The final sports book, Book 92, The Wild Within by Simon Yates, is a first hand account of various climbing expeditions, plus a loose diary of his life in between. I suppose it gives a few years in the life of a professional mountaineer, but in truth some of it was fairly tame and about as interesting as reading someone else's holiday diary. The mountains climbed were all in remote parts of the planet, but a few of them didn't sound that hard or noteworthy. If not much happens the story is: "We went up, reached the summit, then came down". The last mountain, which took six days to climb, was the most interesting account, and that did sound very difficult, and raised a few questions about how much gear to take and whether to take a satellite phone (I would!). All in all though, a rather lightweight book, which scores 5 out of 10.

Friday, June 8, 2018

Forever Young

In my previous entry, I said how much I hated Football biographies, then ironically decided to read one! However, Forever Young: The Story of Adrian Doherty, Football's Lost Genius by Oliver Kay is a variation on a theme as it deals with a footballer who never made it, not because of lack of ability, but due to injury. Adrian Doherty, who was tipped to go to the very top, was on the verge of making his debut for Man Utd when he got injured, and hardly played again.

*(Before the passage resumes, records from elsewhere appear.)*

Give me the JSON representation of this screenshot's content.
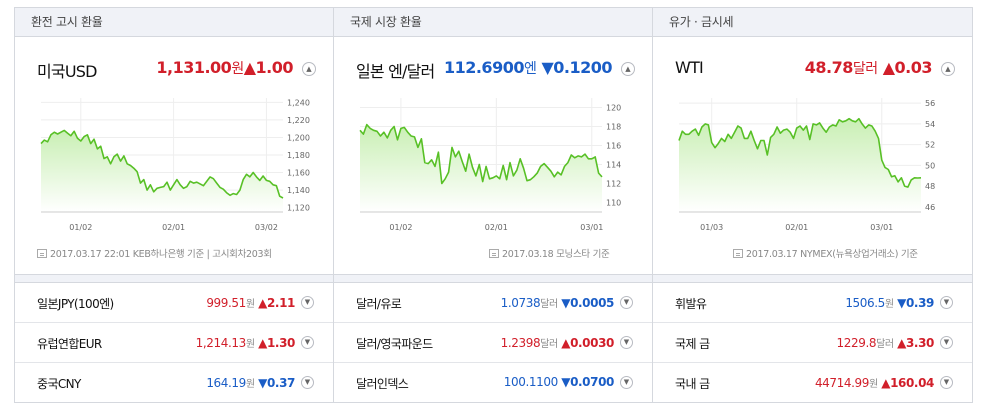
{
  "panels": [
    {
      "title": "환전 고시 환율",
      "main": {
        "name": "미국USD",
        "value": "1,131.00",
        "unit": "원",
        "arrow": "▲",
        "change": "1.00",
        "dir": "up"
      },
      "source": "2017.03.17 22:01 KEB하나은행 기준 | 고시회차203회",
      "toggle_icon": "chevron-up-icon",
      "rows": [
        {
          "name": "일본JPY(100엔)",
          "value": "999.51",
          "unit": "원",
          "arrow": "▲",
          "change": "2.11",
          "dir": "up"
        },
        {
          "name": "유럽연합EUR",
          "value": "1,214.13",
          "unit": "원",
          "arrow": "▲",
          "change": "1.30",
          "dir": "up"
        },
        {
          "name": "중국CNY",
          "value": "164.19",
          "unit": "원",
          "arrow": "▼",
          "change": "0.37",
          "dir": "down"
        }
      ]
    },
    {
      "title": "국제 시장 환율",
      "main": {
        "name": "일본 엔/달러",
        "value": "112.6900",
        "unit": "엔",
        "arrow": "▼",
        "change": "0.1200",
        "dir": "down"
      },
      "source": "2017.03.18 모닝스타 기준",
      "toggle_icon": "chevron-up-icon",
      "rows": [
        {
          "name": "달러/유로",
          "value": "1.0738",
          "unit": "달러",
          "arrow": "▼",
          "change": "0.0005",
          "dir": "down"
        },
        {
          "name": "달러/영국파운드",
          "value": "1.2398",
          "unit": "달러",
          "arrow": "▲",
          "change": "0.0030",
          "dir": "up"
        },
        {
          "name": "달러인덱스",
          "value": "100.1100",
          "unit": "",
          "arrow": "▼",
          "change": "0.0700",
          "dir": "down"
        }
      ]
    },
    {
      "title": "유가 · 금시세",
      "main": {
        "name": "WTI",
        "value": "48.78",
        "unit": "달러",
        "arrow": "▲",
        "change": "0.03",
        "dir": "up"
      },
      "source": "2017.03.17 NYMEX(뉴욕상업거래소) 기준",
      "toggle_icon": "chevron-up-icon",
      "rows": [
        {
          "name": "휘발유",
          "value": "1506.5",
          "unit": "원",
          "arrow": "▼",
          "change": "0.39",
          "dir": "down"
        },
        {
          "name": "국제 금",
          "value": "1229.8",
          "unit": "달러",
          "arrow": "▲",
          "change": "3.30",
          "dir": "up"
        },
        {
          "name": "국내 금",
          "value": "44714.99",
          "unit": "원",
          "arrow": "▲",
          "change": "160.04",
          "dir": "up"
        }
      ]
    }
  ],
  "chart_data": [
    {
      "type": "area",
      "xticks": [
        "01/02",
        "02/01",
        "03/02"
      ],
      "xtick_index": [
        12,
        40,
        68
      ],
      "yticks": [
        1120,
        1140,
        1160,
        1180,
        1200,
        1220,
        1240
      ],
      "ylim": [
        1115,
        1245
      ],
      "color": "#58c026",
      "values": [
        1193,
        1197,
        1195,
        1203,
        1206,
        1204,
        1206,
        1208,
        1205,
        1202,
        1207,
        1199,
        1196,
        1201,
        1203,
        1193,
        1198,
        1187,
        1190,
        1176,
        1178,
        1170,
        1178,
        1181,
        1173,
        1179,
        1170,
        1168,
        1165,
        1161,
        1148,
        1152,
        1140,
        1146,
        1138,
        1142,
        1143,
        1144,
        1149,
        1140,
        1146,
        1152,
        1146,
        1142,
        1144,
        1150,
        1148,
        1149,
        1147,
        1145,
        1150,
        1155,
        1153,
        1148,
        1143,
        1141,
        1137,
        1134,
        1136,
        1135,
        1140,
        1152,
        1158,
        1155,
        1160,
        1155,
        1151,
        1156,
        1151,
        1150,
        1146,
        1145,
        1133,
        1131
      ]
    },
    {
      "type": "area",
      "xticks": [
        "01/02",
        "02/01",
        "03/01"
      ],
      "xtick_index": [
        12,
        40,
        68
      ],
      "yticks": [
        110,
        112,
        114,
        116,
        118,
        120
      ],
      "ylim": [
        109,
        121
      ],
      "color": "#58c026",
      "values": [
        117.6,
        117.2,
        118.2,
        117.8,
        117.6,
        117.5,
        117.0,
        117.4,
        116.8,
        117.6,
        118.0,
        116.6,
        117.8,
        117.9,
        117.4,
        117.0,
        116.9,
        115.8,
        116.7,
        114.2,
        114.1,
        114.5,
        113.8,
        115.3,
        112.0,
        112.5,
        113.2,
        115.8,
        114.8,
        115.4,
        114.3,
        113.3,
        115.1,
        113.7,
        112.8,
        114.0,
        112.2,
        113.8,
        112.5,
        112.6,
        112.8,
        112.5,
        113.9,
        112.4,
        114.2,
        112.8,
        113.4,
        114.6,
        113.6,
        112.3,
        112.4,
        112.7,
        113.1,
        113.8,
        114.1,
        113.7,
        113.3,
        112.7,
        113.2,
        112.9,
        113.8,
        114.2,
        115.0,
        114.7,
        114.9,
        114.8,
        115.1,
        114.6,
        114.6,
        114.8,
        113.1,
        112.69
      ]
    },
    {
      "type": "area",
      "xticks": [
        "01/03",
        "02/01",
        "03/01"
      ],
      "xtick_index": [
        10,
        36,
        62
      ],
      "yticks": [
        46,
        48,
        50,
        52,
        54,
        56
      ],
      "ylim": [
        45.5,
        56.5
      ],
      "color": "#58c026",
      "values": [
        52.4,
        53.3,
        53.0,
        53.0,
        53.3,
        53.5,
        52.9,
        53.7,
        54.0,
        53.9,
        52.2,
        51.7,
        52.1,
        52.6,
        52.3,
        53.0,
        52.6,
        53.2,
        53.8,
        53.6,
        52.6,
        52.6,
        53.3,
        52.4,
        51.6,
        52.4,
        52.4,
        51.0,
        52.7,
        53.0,
        53.7,
        53.1,
        53.4,
        53.5,
        53.2,
        52.6,
        53.6,
        53.8,
        53.4,
        53.8,
        52.5,
        54.0,
        53.9,
        54.1,
        53.6,
        53.2,
        53.7,
        53.9,
        53.8,
        54.4,
        54.2,
        54.3,
        54.5,
        54.3,
        54.2,
        54.5,
        54.0,
        53.6,
        53.9,
        53.8,
        53.3,
        52.6,
        50.5,
        49.8,
        49.6,
        48.9,
        49.0,
        48.4,
        48.8,
        48.0,
        47.9,
        48.6,
        48.8,
        48.78,
        48.8
      ]
    }
  ]
}
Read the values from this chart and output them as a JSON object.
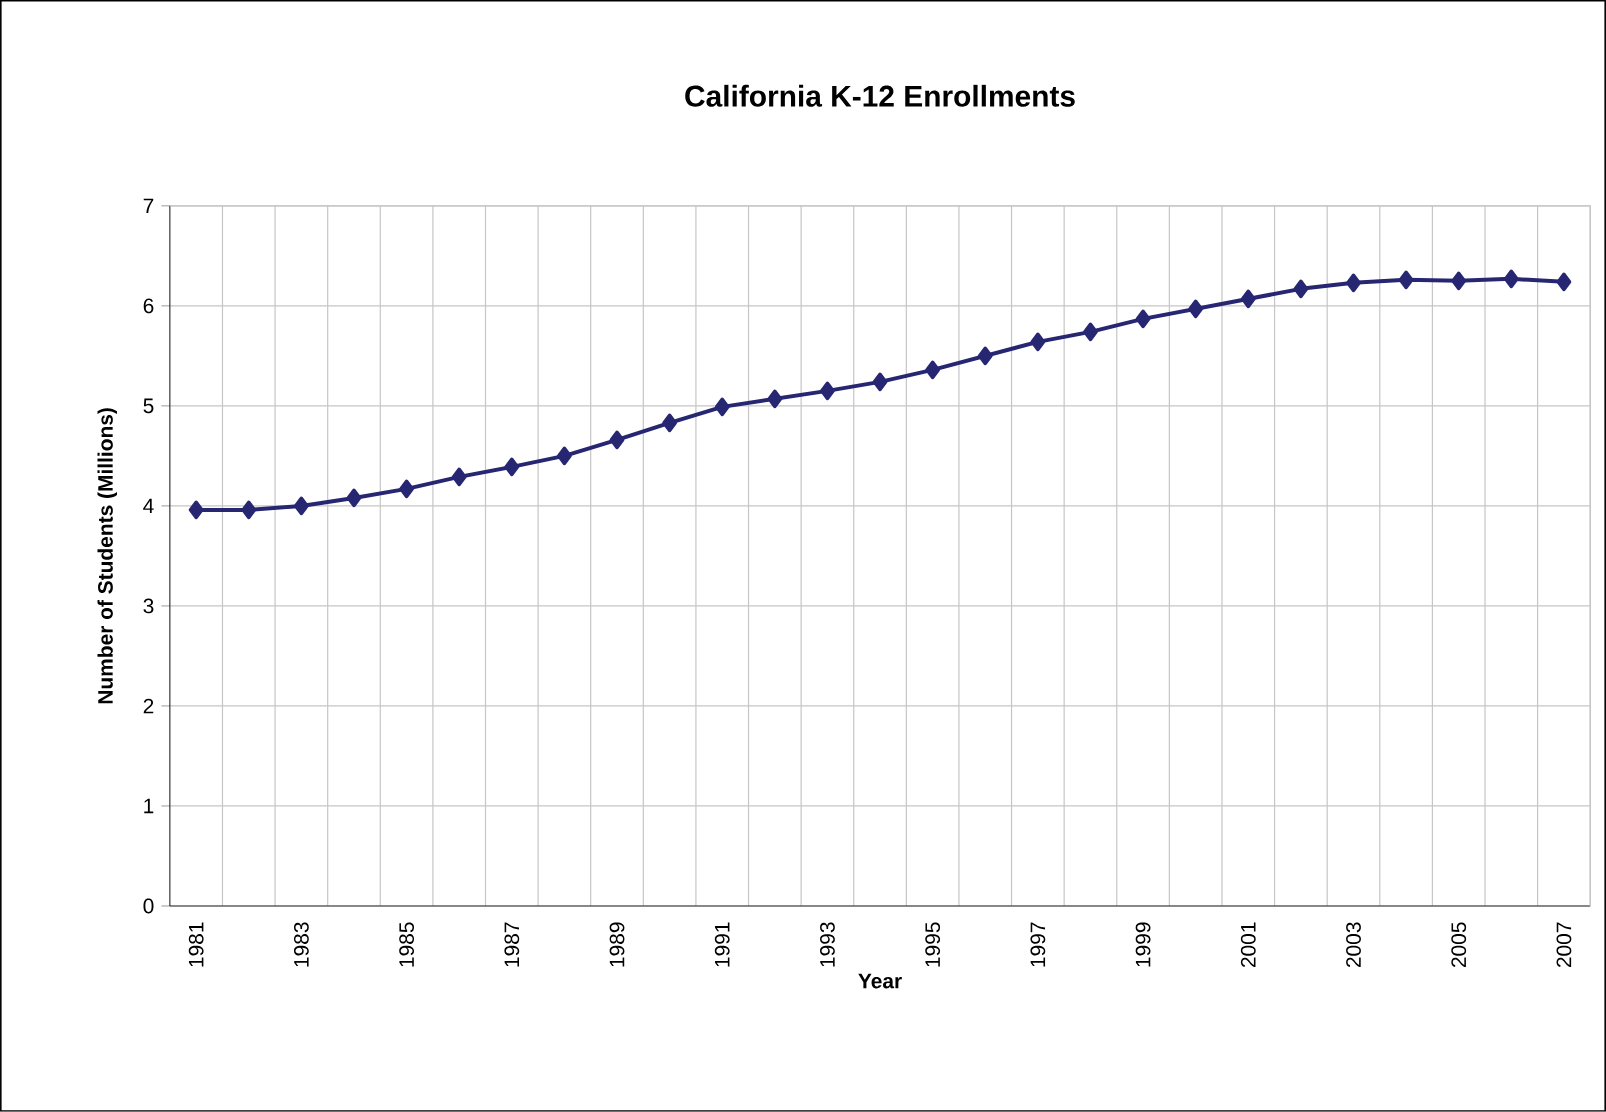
{
  "chart_data": {
    "type": "line",
    "title": "California K-12 Enrollments",
    "xlabel": "Year",
    "ylabel": "Number of Students (Millions)",
    "categories": [
      "1981",
      null,
      "1983",
      null,
      "1985",
      null,
      "1987",
      null,
      "1989",
      null,
      "1991",
      null,
      "1993",
      null,
      "1995",
      null,
      "1997",
      null,
      "1999",
      null,
      "2001",
      null,
      "2003",
      null,
      "2005",
      null,
      "2007"
    ],
    "series": [
      {
        "color": "#262673",
        "values": [
          3.96,
          3.96,
          4.0,
          4.08,
          4.17,
          4.29,
          4.39,
          4.5,
          4.66,
          4.83,
          4.99,
          5.07,
          5.15,
          5.24,
          5.36,
          5.5,
          5.64,
          5.74,
          5.87,
          5.97,
          6.07,
          6.17,
          6.23,
          6.26,
          6.25,
          6.27,
          6.24
        ]
      }
    ],
    "ylim": [
      0,
      7
    ],
    "yticks": [
      0,
      1,
      2,
      3,
      4,
      5,
      6,
      7
    ],
    "grid": true,
    "marker": "diamond",
    "line_style": "solid"
  }
}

Everyone thinks of footballers as well-paid superstars, but for every 100 Youth players, probably only a handful actually achieve that status, yet those are the ones you generally read about. Forever Young breaks the mould because it deals with someone who was a) not a typical footballer, b) never played a first team game, c) died young.

It's not a bad book, I am not convinced that Man Utd treated Adrian so terribly as to justify this book, but it's about a more interesting person than most footballers are.